I’m from New Orleans which is very cultural and rich in music. My grandfather was a drummer, and my father is a drummer. My father gave me my first pair of drumsticks and began teaching me my rudiments at age four.
Who are some of the drummers that have inspired you?
I’ve been inspired by many great drummers over the years. I have been blessed to have learned from James Black, Herlin Riley, Lewis Nash, Billy Kilson and other great drummers in the generation before me. My favorite legendary drummers are Max Roach, Art Blakey, Jimmy Cobb and Elvin Jones.
At what point did you realize that you could play drums professionally?
I attended a prestigious art school in New Orleans called the New Orleans Center for Creative Arts. It was there that I played my first gigs and started my music career. Believing that you can be great at anything starts with support from home and your instructors. I knew that I could be a professional drummer before I graduated high school.

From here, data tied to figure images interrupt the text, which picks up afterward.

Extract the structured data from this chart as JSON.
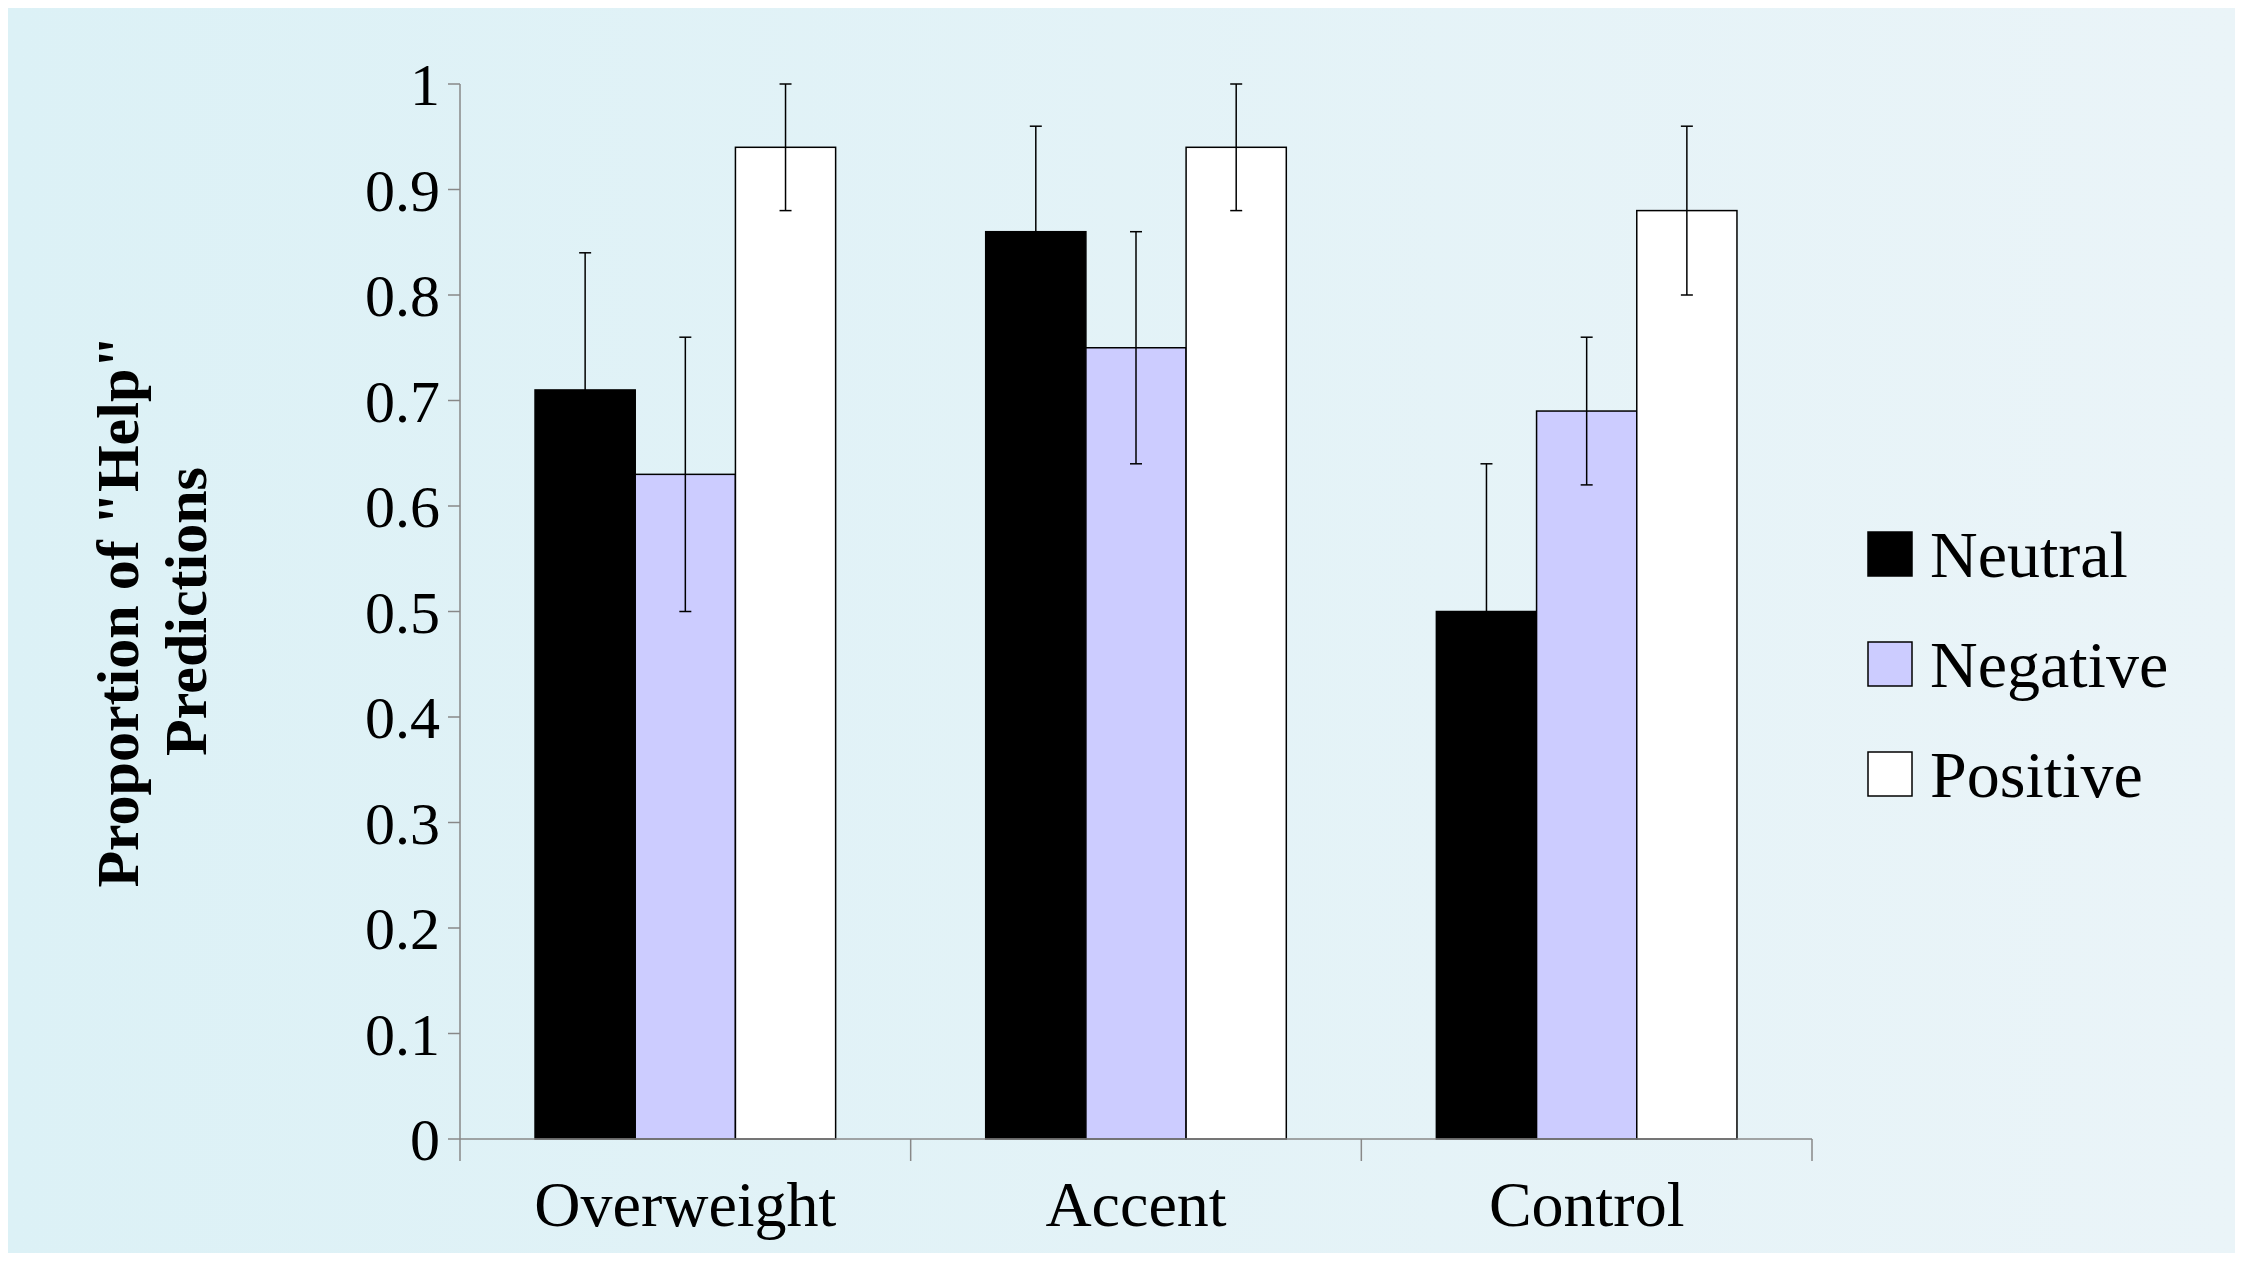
{
  "chart_data": {
    "type": "bar",
    "ylabel": "Proportion of \"Help\" Predictions",
    "categories": [
      "Overweight",
      "Accent",
      "Control"
    ],
    "series": [
      {
        "name": "Neutral",
        "color": "#000000",
        "values": [
          0.71,
          0.86,
          0.5
        ],
        "errors": [
          0.13,
          0.1,
          0.14
        ]
      },
      {
        "name": "Negative",
        "color": "#ccccff",
        "values": [
          0.63,
          0.75,
          0.69
        ],
        "errors": [
          0.13,
          0.11,
          0.07
        ]
      },
      {
        "name": "Positive",
        "color": "#ffffff",
        "values": [
          0.94,
          0.94,
          0.88
        ],
        "errors": [
          0.06,
          0.06,
          0.08
        ]
      }
    ],
    "ylim": [
      0,
      1
    ],
    "yticks": [
      0,
      0.1,
      0.2,
      0.3,
      0.4,
      0.5,
      0.6,
      0.7,
      0.8,
      0.9,
      1
    ],
    "grid": false,
    "legend": "right"
  }
}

Tell us about your education and training.
Well, after I graduated from NOCCA I went on to attend Berklee College of Music in Boston. I was awarded a full four-year scholarship called the Presidential Scholarship to attend Berklee.
Who are some of your more notable artists you have worked with?

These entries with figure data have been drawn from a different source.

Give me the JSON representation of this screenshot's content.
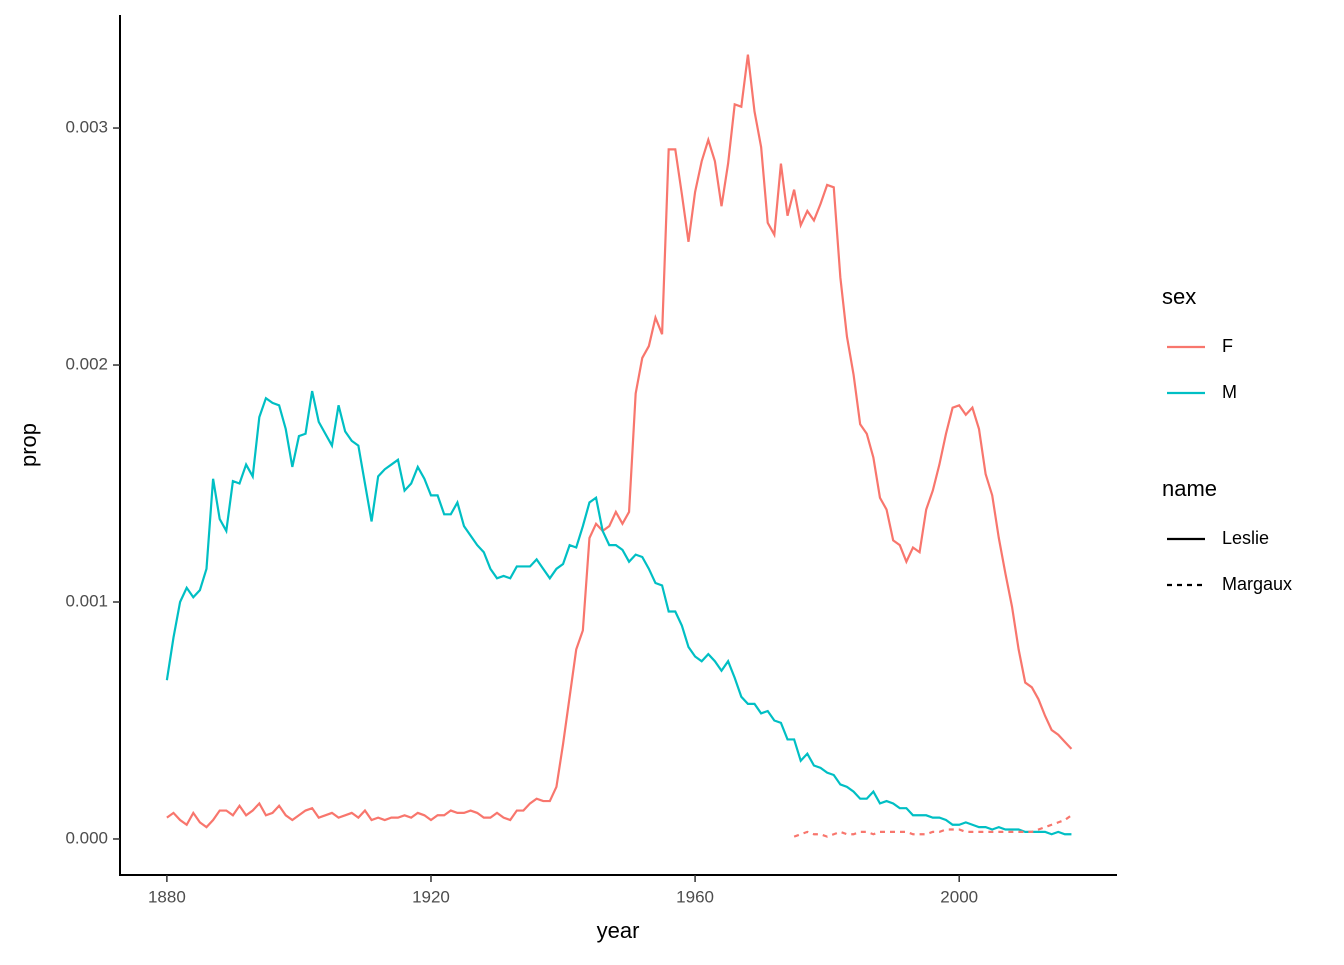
{
  "chart_data": {
    "type": "line",
    "x_label": "year",
    "y_label": "prop",
    "xlim": [
      1872.9,
      2023.9
    ],
    "ylim": [
      -0.000152,
      0.003477
    ],
    "xticks": [
      1880,
      1920,
      1960,
      2000
    ],
    "yticks": [
      {
        "value": 0,
        "label": "0.000"
      },
      0.001,
      0.002,
      0.003
    ],
    "legends": [
      {
        "title": "sex",
        "items": [
          {
            "label": "F",
            "color": "#f8766d"
          },
          {
            "label": "M",
            "color": "#00bfc4"
          }
        ]
      },
      {
        "title": "name",
        "items": [
          {
            "label": "Leslie",
            "dash": "solid"
          },
          {
            "label": "Margaux",
            "dash": "dashed"
          }
        ]
      }
    ],
    "x": [
      1880,
      1881,
      1882,
      1883,
      1884,
      1885,
      1886,
      1887,
      1888,
      1889,
      1890,
      1891,
      1892,
      1893,
      1894,
      1895,
      1896,
      1897,
      1898,
      1899,
      1900,
      1901,
      1902,
      1903,
      1904,
      1905,
      1906,
      1907,
      1908,
      1909,
      1910,
      1911,
      1912,
      1913,
      1914,
      1915,
      1916,
      1917,
      1918,
      1919,
      1920,
      1921,
      1922,
      1923,
      1924,
      1925,
      1926,
      1927,
      1928,
      1929,
      1930,
      1931,
      1932,
      1933,
      1934,
      1935,
      1936,
      1937,
      1938,
      1939,
      1940,
      1941,
      1942,
      1943,
      1944,
      1945,
      1946,
      1947,
      1948,
      1949,
      1950,
      1951,
      1952,
      1953,
      1954,
      1955,
      1956,
      1957,
      1958,
      1959,
      1960,
      1961,
      1962,
      1963,
      1964,
      1965,
      1966,
      1967,
      1968,
      1969,
      1970,
      1971,
      1972,
      1973,
      1974,
      1975,
      1976,
      1977,
      1978,
      1979,
      1980,
      1981,
      1982,
      1983,
      1984,
      1985,
      1986,
      1987,
      1988,
      1989,
      1990,
      1991,
      1992,
      1993,
      1994,
      1995,
      1996,
      1997,
      1998,
      1999,
      2000,
      2001,
      2002,
      2003,
      2004,
      2005,
      2006,
      2007,
      2008,
      2009,
      2010,
      2011,
      2012,
      2013,
      2014,
      2015,
      2016,
      2017
    ],
    "series": [
      {
        "sex": "F",
        "name": "Leslie",
        "color": "#f8766d",
        "dash": "solid",
        "values": [
          9e-05,
          0.00011,
          8e-05,
          6e-05,
          0.00011,
          7e-05,
          5e-05,
          8e-05,
          0.00012,
          0.00012,
          0.0001,
          0.00014,
          0.0001,
          0.00012,
          0.00015,
          0.0001,
          0.00011,
          0.00014,
          0.0001,
          8e-05,
          0.0001,
          0.00012,
          0.00013,
          9e-05,
          0.0001,
          0.00011,
          9e-05,
          0.0001,
          0.00011,
          9e-05,
          0.00012,
          8e-05,
          9e-05,
          8e-05,
          9e-05,
          9e-05,
          0.0001,
          9e-05,
          0.00011,
          0.0001,
          8e-05,
          0.0001,
          0.0001,
          0.00012,
          0.00011,
          0.00011,
          0.00012,
          0.00011,
          9e-05,
          9e-05,
          0.00011,
          9e-05,
          8e-05,
          0.00012,
          0.00012,
          0.00015,
          0.00017,
          0.00016,
          0.00016,
          0.00022,
          0.0004,
          0.0006,
          0.0008,
          0.00088,
          0.00127,
          0.00133,
          0.0013,
          0.00132,
          0.00138,
          0.00133,
          0.00138,
          0.00188,
          0.00203,
          0.00208,
          0.0022,
          0.00213,
          0.00291,
          0.00291,
          0.00272,
          0.00252,
          0.00273,
          0.00286,
          0.00295,
          0.00286,
          0.00267,
          0.00285,
          0.0031,
          0.00309,
          0.00331,
          0.00307,
          0.00292,
          0.0026,
          0.00255,
          0.00285,
          0.00263,
          0.00274,
          0.00259,
          0.00265,
          0.00261,
          0.00268,
          0.00276,
          0.00275,
          0.00237,
          0.00212,
          0.00196,
          0.00175,
          0.00171,
          0.00161,
          0.00144,
          0.00139,
          0.00126,
          0.00124,
          0.00117,
          0.00123,
          0.00121,
          0.00139,
          0.00147,
          0.00158,
          0.00171,
          0.00182,
          0.00183,
          0.00179,
          0.00182,
          0.00173,
          0.00154,
          0.00145,
          0.00127,
          0.00112,
          0.00098,
          0.0008,
          0.00066,
          0.00064,
          0.00059,
          0.00052,
          0.00046,
          0.00044,
          0.00041,
          0.00038
        ]
      },
      {
        "sex": "M",
        "name": "Leslie",
        "color": "#00bfc4",
        "dash": "solid",
        "values": [
          0.00067,
          0.00085,
          0.001,
          0.00106,
          0.00102,
          0.00105,
          0.00114,
          0.00152,
          0.00135,
          0.0013,
          0.00151,
          0.0015,
          0.00158,
          0.00153,
          0.00178,
          0.00186,
          0.00184,
          0.00183,
          0.00173,
          0.00157,
          0.0017,
          0.00171,
          0.00189,
          0.00176,
          0.00171,
          0.00166,
          0.00183,
          0.00172,
          0.00168,
          0.00166,
          0.0015,
          0.00134,
          0.00153,
          0.00156,
          0.00158,
          0.0016,
          0.00147,
          0.0015,
          0.00157,
          0.00152,
          0.00145,
          0.00145,
          0.00137,
          0.00137,
          0.00142,
          0.00132,
          0.00128,
          0.00124,
          0.00121,
          0.00114,
          0.0011,
          0.00111,
          0.0011,
          0.00115,
          0.00115,
          0.00115,
          0.00118,
          0.00114,
          0.0011,
          0.00114,
          0.00116,
          0.00124,
          0.00123,
          0.00132,
          0.00142,
          0.00144,
          0.0013,
          0.00124,
          0.00124,
          0.00122,
          0.00117,
          0.0012,
          0.00119,
          0.00114,
          0.00108,
          0.00107,
          0.00096,
          0.00096,
          0.0009,
          0.00081,
          0.00077,
          0.00075,
          0.00078,
          0.00075,
          0.00071,
          0.00075,
          0.00068,
          0.0006,
          0.00057,
          0.00057,
          0.00053,
          0.00054,
          0.0005,
          0.00049,
          0.00042,
          0.00042,
          0.00033,
          0.00036,
          0.00031,
          0.0003,
          0.00028,
          0.00027,
          0.00023,
          0.00022,
          0.0002,
          0.00017,
          0.00017,
          0.0002,
          0.00015,
          0.00016,
          0.00015,
          0.00013,
          0.00013,
          0.0001,
          0.0001,
          0.0001,
          9e-05,
          9e-05,
          8e-05,
          6e-05,
          6e-05,
          7e-05,
          6e-05,
          5e-05,
          5e-05,
          4e-05,
          5e-05,
          4e-05,
          4e-05,
          4e-05,
          3e-05,
          3e-05,
          3e-05,
          3e-05,
          2e-05,
          3e-05,
          2e-05,
          2e-05
        ]
      },
      {
        "sex": "F",
        "name": "Margaux",
        "color": "#f8766d",
        "dash": "dashed",
        "values": [
          null,
          null,
          null,
          null,
          null,
          null,
          null,
          null,
          null,
          null,
          null,
          null,
          null,
          null,
          null,
          null,
          null,
          null,
          null,
          null,
          null,
          null,
          null,
          null,
          null,
          null,
          null,
          null,
          null,
          null,
          null,
          null,
          null,
          null,
          null,
          null,
          null,
          null,
          null,
          null,
          null,
          null,
          null,
          null,
          null,
          null,
          null,
          null,
          null,
          null,
          null,
          null,
          null,
          null,
          null,
          null,
          null,
          null,
          null,
          null,
          null,
          null,
          null,
          null,
          null,
          null,
          null,
          null,
          null,
          null,
          null,
          null,
          null,
          null,
          null,
          null,
          null,
          null,
          null,
          null,
          null,
          null,
          null,
          null,
          null,
          null,
          null,
          null,
          null,
          null,
          null,
          null,
          null,
          null,
          null,
          1e-05,
          2e-05,
          3e-05,
          2e-05,
          2e-05,
          1e-05,
          2e-05,
          3e-05,
          2e-05,
          2e-05,
          3e-05,
          3e-05,
          2e-05,
          3e-05,
          3e-05,
          3e-05,
          3e-05,
          3e-05,
          2e-05,
          2e-05,
          2e-05,
          3e-05,
          3e-05,
          4e-05,
          4e-05,
          4e-05,
          3e-05,
          3e-05,
          3e-05,
          3e-05,
          3e-05,
          3e-05,
          3e-05,
          3e-05,
          3e-05,
          3e-05,
          3e-05,
          4e-05,
          5e-05,
          6e-05,
          7e-05,
          8e-05,
          0.0001
        ]
      }
    ]
  }
}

My first tour was the great New Orleans trumpeter Terence Blanchard in 1992. From there I went on to perform with Marcus Roberts, The Lincoln Center Jazz Orchestra, Wynton Marsalis, Dianne Reeves, Nicholas Payton, Harry Connick, Jr, Nnenna Freelon, The New Orleans Jazz Orchestra, Dee Dee Bridgewater and many others.
What kind of workshops or clinics have you done with the youth?

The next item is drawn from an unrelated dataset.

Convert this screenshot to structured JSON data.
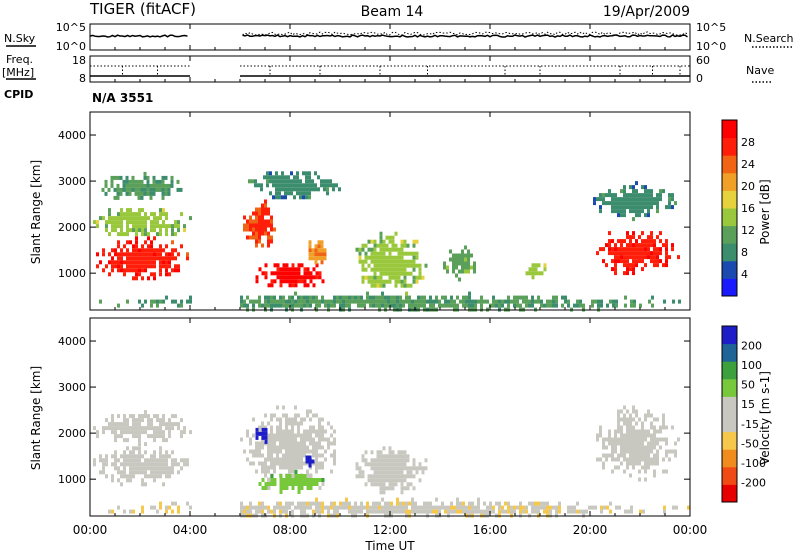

I have done many things in music education over the years. I taught at my former school NOCCA for a few years, and I’ve done many workshops and clinics for students all over the world. I was Artist in Residence at the University of Texas-Arlington for six years, where I have a scholarship in my name, and I started a drum line in Fort Worth, Texas a few years ago that is still going.
What about your style separates you from other drummers?
I’m a versatile drummer. My foundation is that of a New Orleans drummer, but I can play many styles efficiently. I also think one of my strengths is that I can learn music quickly and adapt to situations. It is very important to understand what is required of you as a drummer and to be able to support the rest of the band.
What are your favorite drums to play and why?
I am exclusive with Zildjian Cymbals, Remo Drum Heads and Innovative Percussion. I like many drum brands but Yamaha has always been my favorite. Yamaha has always lead in innovation and quality. Their drums are versatile and easy to tune.
What has been the most challenging component of being an entrepreneur?
Two of the biggest challenges for any entrepreneur is drive and motivation. When you own a business you are responsible for generating business. You have to be a self-motivator. Being knowledgeable about what you bring to the marketplace and who your competition is, is important. Also to be successful you have to surround yourself with people that are experts in their fields.
Tell us about some of your honors and awards you have received.
I received two Grammy nominations with Nicholas Payton and one Grammy win with the New Orleans Jazz Orchestra. I was inducted into Phi Kappa Phi organization as a lifetime member, New Orleans People of the year, and three Fort Worth Weekly Music Awards for Best Jazz Musician.
Where do you see yourself in the next five years?
I see myself producing and creating more opportunities for musicians. Quincy Jones is a person that has influenced me greatly over the last few years so my focus has shifted a bit. I feel that the music business lacks educated musicians to lead us in the right direction. The art should be controlled by the artists.